Topped with crunchy granola, these pumpkin-like, mini-muffins make the perfect addition to a brunch spread and are also a great grab-and-go breakfast option for busy mornings. Pureed butternut squash and pumpkin pie spice deliver flavors of fall in a moist muffin that is not overly sweetened. If you manage not to eat them all within a few days, extras freeze well for a quick and delicious breakfast that is safely stored away for another day.
Granola on a salad sounds weird, but trust me it is delicious! The first granola-topped salad I ever tasted was amazingly delicious, made with pine nuts from the BlueFire Bar and Grill. With just one bite it fueled my curiosity to create my own nutty sweet salad topping. My version features seasonal pecans and whole grain oats that are lightly sweetened with sorghum, adding the perfect crunch to this fall salad with earthy, tender-roasted beets and mildly sweet acorn squash.
Fresh fall pecans were the inspiration for my nutty and slightly sweetened granola. This protein-packed snack is made with only five ingredients and is so simple to prepare. In around 30 minutes, you can have a homemade treat that far exceeds the quality of the boxed varieties you’ll find on grocery store shelves. Enjoy straight off the baking sheet or make a parfait with Greek yogurt, diced apple or pear and granola. For some unique was to eat my Pecan Sorghum Granola, add as a crunchy topping for a fall salad or sprinkle on top of pumpkin muffins just before baking.
I enjoy a healthy and hearty breakfast every morning, but busy mornings leave me with little time for food prep. Overnight oats are one of my favorite go-to meals for hurried weekdays. They are almost effortless to assemble the night before and in the morning you have a delicious breakfast just waiting for you to open and enjoy. Preparing this recipe in a mason jar makes it a great portable breakfast option.

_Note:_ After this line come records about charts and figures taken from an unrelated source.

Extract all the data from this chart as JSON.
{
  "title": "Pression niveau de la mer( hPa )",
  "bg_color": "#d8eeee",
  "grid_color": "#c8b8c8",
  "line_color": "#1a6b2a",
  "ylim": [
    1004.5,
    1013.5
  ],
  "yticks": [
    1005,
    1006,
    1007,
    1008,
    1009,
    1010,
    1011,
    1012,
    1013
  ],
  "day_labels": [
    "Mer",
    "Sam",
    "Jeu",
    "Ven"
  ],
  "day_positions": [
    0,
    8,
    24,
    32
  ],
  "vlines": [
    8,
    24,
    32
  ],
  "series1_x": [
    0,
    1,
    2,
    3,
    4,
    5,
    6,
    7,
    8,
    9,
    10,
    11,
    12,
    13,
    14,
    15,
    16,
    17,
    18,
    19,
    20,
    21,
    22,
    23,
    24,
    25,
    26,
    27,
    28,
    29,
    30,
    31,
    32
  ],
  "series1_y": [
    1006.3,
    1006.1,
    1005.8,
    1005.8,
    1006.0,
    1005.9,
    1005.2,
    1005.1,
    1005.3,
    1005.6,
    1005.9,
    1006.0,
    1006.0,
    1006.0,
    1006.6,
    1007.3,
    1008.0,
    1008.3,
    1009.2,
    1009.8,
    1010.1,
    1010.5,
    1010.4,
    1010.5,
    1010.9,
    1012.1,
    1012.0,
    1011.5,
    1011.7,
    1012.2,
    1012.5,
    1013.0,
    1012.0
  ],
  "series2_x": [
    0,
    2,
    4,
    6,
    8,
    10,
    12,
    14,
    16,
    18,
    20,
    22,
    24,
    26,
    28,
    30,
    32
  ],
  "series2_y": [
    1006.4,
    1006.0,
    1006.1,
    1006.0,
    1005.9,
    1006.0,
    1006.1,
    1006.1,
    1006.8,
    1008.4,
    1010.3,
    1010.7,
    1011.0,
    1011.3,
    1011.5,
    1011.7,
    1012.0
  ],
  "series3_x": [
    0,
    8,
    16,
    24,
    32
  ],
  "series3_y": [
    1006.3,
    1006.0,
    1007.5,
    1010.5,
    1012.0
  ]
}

Think beer can chicken only better, roasted with bourbon whiskey and seasonal apples. With the use of a pottery chicken baker from Sam Hitchman Ceramics, this meal is extremely easy to make and can be served from oven to table with this functional piece of art. Sam provides a general recipe guide when folks purchase a pottery dish, which I used to craft my version that is perfect for fall entertaining. This dish pairs well with mashed butternut squash or sweet potatoes.
I am one of those pumpkin-crazed people who embraces all things, from lattes to ravioli and lip balm to candles. Fall squash is also one of my favorite things to cook with, and I particularly love sweet and creamy butternut squash, which is the star of my grilled pizza. A touch of maple syrup enhances the sweetness of mashed butternut squash, which is smothered on top of the crust and topped with sharp blue cheese, crispy bacon and toasted pecans. Cooler fall evenings are perfect for firing up the grill and enjoying dinner on the patio with your favorite beverage. Round out the meal with a fall salad, like spinach with apples or roasted beets.
Served over hoecakes, made from fresh ground cornmeal, this is a southern version of Dr. Suess’ breakfast, minus the ham. Sautéed kale and a light avocado give this traditional egg dish two shades of green and a healthy makeover. Add ham for Sam or smoked salmon for a seafood take. Create a make-your-own Eggs Benedict station for brunch guests, along with a build-your-own Bloody Mary bar.